Retail and office sectors would shoulder most of the financial burden of the levy, the report contends. More than one-half of the revenue from the levy would be paid by the retail sector, about a third by the office sector, and over 12 per cent by the industrial sector.
It also argued that potential annual revenue is likely to be less than the $350 million estimated by Metrolinx if institutional properties such as hospitals are exempt.
Altus noted that Greater Vancouver instituted its own parking levy and found it “administratively difficult to implement (and) causes a range of problems and distortions.” (Metrolinx mentions the Vancouver levy in a report. It was instituted in 2006 for non-residential, off-street parking and was replaced with a parking sales tax in 2008.)
Altus and Metrolinx do not even agree on how many parking spots exist in the GTHA, which is a pretty fundamental factor as to just how much money any parking tax would raise.
“Based on Altus Group’s analysis, there are some 3.0 million non-residential off-street parking spaces in the GTHA, which is considerably lower than the 4.1 million estimated by Metrolinx,” the report stated.

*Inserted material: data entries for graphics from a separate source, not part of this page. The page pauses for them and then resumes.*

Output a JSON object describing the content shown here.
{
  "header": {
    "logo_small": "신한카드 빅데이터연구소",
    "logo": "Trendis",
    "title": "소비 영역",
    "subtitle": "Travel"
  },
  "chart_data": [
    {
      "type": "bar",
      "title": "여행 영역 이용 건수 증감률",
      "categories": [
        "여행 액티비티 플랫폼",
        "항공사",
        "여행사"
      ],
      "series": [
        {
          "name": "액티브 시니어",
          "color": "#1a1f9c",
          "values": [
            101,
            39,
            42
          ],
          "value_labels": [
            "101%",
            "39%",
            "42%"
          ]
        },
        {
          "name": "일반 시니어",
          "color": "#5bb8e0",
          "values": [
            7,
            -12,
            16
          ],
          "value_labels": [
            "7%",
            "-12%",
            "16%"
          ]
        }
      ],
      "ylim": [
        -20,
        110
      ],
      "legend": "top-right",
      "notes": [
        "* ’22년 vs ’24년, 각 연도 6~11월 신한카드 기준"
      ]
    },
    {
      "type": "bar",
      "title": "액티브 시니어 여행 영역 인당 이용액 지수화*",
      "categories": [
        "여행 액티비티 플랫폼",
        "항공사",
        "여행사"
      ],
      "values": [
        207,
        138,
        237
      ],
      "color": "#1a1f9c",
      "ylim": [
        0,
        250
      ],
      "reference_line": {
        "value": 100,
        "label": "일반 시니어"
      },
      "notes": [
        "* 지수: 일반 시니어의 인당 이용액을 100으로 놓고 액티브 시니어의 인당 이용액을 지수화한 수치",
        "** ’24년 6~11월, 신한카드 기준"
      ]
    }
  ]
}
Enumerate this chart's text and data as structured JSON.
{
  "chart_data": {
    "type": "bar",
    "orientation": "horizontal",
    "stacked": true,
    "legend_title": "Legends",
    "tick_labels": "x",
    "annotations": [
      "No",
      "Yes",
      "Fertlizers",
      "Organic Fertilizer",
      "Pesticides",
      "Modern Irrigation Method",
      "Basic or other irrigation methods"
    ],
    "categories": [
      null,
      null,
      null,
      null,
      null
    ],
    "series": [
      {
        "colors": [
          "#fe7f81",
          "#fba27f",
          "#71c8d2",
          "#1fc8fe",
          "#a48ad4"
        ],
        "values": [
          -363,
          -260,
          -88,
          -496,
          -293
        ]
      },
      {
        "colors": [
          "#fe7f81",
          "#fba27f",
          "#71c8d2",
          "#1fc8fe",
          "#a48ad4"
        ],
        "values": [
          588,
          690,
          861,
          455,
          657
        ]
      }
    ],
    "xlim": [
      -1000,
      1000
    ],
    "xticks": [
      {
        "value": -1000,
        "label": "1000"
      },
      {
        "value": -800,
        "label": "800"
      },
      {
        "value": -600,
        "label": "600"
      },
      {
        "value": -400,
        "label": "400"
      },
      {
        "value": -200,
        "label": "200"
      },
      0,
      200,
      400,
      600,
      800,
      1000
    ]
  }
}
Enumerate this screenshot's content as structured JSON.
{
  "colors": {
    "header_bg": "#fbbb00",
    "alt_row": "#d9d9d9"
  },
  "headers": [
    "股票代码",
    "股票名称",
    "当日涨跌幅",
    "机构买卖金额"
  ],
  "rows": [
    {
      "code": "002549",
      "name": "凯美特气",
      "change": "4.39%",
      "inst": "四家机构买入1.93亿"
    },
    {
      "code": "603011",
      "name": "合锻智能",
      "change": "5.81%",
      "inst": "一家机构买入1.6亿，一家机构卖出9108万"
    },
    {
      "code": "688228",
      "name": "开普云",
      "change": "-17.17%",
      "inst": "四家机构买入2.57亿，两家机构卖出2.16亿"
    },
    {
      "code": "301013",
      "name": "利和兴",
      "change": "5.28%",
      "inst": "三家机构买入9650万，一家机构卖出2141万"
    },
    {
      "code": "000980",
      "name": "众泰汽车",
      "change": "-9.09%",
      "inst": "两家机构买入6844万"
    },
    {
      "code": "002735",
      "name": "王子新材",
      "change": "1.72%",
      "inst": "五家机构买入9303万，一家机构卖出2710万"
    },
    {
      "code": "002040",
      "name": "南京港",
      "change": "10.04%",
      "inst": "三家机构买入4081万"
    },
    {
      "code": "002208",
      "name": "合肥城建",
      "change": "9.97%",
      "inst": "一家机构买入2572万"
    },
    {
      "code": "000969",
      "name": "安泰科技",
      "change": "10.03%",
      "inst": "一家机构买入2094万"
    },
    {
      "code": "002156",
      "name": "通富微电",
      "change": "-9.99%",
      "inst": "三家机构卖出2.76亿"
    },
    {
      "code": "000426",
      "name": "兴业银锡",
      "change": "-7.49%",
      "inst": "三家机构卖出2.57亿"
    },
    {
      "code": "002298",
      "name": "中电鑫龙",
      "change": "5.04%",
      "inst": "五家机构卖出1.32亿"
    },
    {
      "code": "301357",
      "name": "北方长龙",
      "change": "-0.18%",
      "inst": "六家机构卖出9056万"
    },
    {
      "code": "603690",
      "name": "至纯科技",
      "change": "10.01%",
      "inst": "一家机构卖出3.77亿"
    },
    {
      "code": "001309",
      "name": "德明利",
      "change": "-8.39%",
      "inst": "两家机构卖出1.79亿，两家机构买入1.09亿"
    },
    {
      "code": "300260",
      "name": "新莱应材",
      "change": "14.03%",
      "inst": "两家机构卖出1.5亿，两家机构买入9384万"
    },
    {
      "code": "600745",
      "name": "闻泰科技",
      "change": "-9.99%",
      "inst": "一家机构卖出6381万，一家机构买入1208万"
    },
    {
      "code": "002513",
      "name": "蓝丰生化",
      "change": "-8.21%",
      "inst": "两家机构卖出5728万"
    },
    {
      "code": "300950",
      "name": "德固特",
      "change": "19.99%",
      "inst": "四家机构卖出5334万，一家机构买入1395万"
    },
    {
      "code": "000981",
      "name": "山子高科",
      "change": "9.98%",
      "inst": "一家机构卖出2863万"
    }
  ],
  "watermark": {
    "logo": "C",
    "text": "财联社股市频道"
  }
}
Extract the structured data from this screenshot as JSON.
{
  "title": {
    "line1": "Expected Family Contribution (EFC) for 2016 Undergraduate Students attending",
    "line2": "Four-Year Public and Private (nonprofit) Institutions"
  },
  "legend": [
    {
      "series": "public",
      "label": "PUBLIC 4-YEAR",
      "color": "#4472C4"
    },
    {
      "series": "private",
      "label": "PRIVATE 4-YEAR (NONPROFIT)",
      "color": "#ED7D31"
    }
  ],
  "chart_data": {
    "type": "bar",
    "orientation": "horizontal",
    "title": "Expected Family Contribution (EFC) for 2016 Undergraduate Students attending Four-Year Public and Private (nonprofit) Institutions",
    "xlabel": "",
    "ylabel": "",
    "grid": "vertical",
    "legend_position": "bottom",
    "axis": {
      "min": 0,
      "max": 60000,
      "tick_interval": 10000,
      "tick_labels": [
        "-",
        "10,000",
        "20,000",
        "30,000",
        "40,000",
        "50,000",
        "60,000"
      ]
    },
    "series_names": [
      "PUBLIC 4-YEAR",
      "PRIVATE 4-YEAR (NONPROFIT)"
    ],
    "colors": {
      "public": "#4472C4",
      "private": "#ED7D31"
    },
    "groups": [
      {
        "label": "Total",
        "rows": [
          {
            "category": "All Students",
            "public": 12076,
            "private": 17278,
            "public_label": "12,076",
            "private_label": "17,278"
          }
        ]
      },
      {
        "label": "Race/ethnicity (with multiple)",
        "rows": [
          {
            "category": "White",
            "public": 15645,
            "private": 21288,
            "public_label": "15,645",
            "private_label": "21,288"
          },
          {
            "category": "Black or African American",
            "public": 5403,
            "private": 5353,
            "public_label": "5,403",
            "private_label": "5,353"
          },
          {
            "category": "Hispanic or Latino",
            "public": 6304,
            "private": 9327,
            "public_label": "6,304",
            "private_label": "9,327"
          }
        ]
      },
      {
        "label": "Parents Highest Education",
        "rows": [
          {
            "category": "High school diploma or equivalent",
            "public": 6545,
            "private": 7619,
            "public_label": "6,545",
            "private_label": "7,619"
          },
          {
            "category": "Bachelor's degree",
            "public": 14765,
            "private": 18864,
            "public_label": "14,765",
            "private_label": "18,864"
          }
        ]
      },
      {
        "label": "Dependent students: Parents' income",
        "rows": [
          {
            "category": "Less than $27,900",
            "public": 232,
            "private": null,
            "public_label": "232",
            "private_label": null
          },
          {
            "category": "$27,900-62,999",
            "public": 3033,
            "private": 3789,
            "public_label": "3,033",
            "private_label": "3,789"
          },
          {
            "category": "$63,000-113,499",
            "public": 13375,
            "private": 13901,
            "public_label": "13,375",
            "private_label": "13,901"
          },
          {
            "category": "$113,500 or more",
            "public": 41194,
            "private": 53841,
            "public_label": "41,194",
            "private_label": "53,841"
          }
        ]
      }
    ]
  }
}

REALpac’s Lane added that another flaw of the proposed Metrolinx parking tax is that it would be applied “on all parking spaces, whether they are paid or not and whether they are used or not, for office, industrial, retail, or hotel, (and) whether the location is served by transit or not.”
In many cases, such as a grocery parking lot or at an industrial building, parking is currently free and it is not clear how the tax would be applied, said Lane.
The coalition that commission the Altus study included REALpac, the Building Owners and Managers Association Toronto (BOMA), the International Council of Shopping Centers (ICSC), the Toronto Financial District Business Improvement Area, the NAIOP Greater Toronto Chapter and the Building Industry and Land Development Association (BILD).
Combined, these organizations represent more than $200 billion in real property investment and management in the GTHA.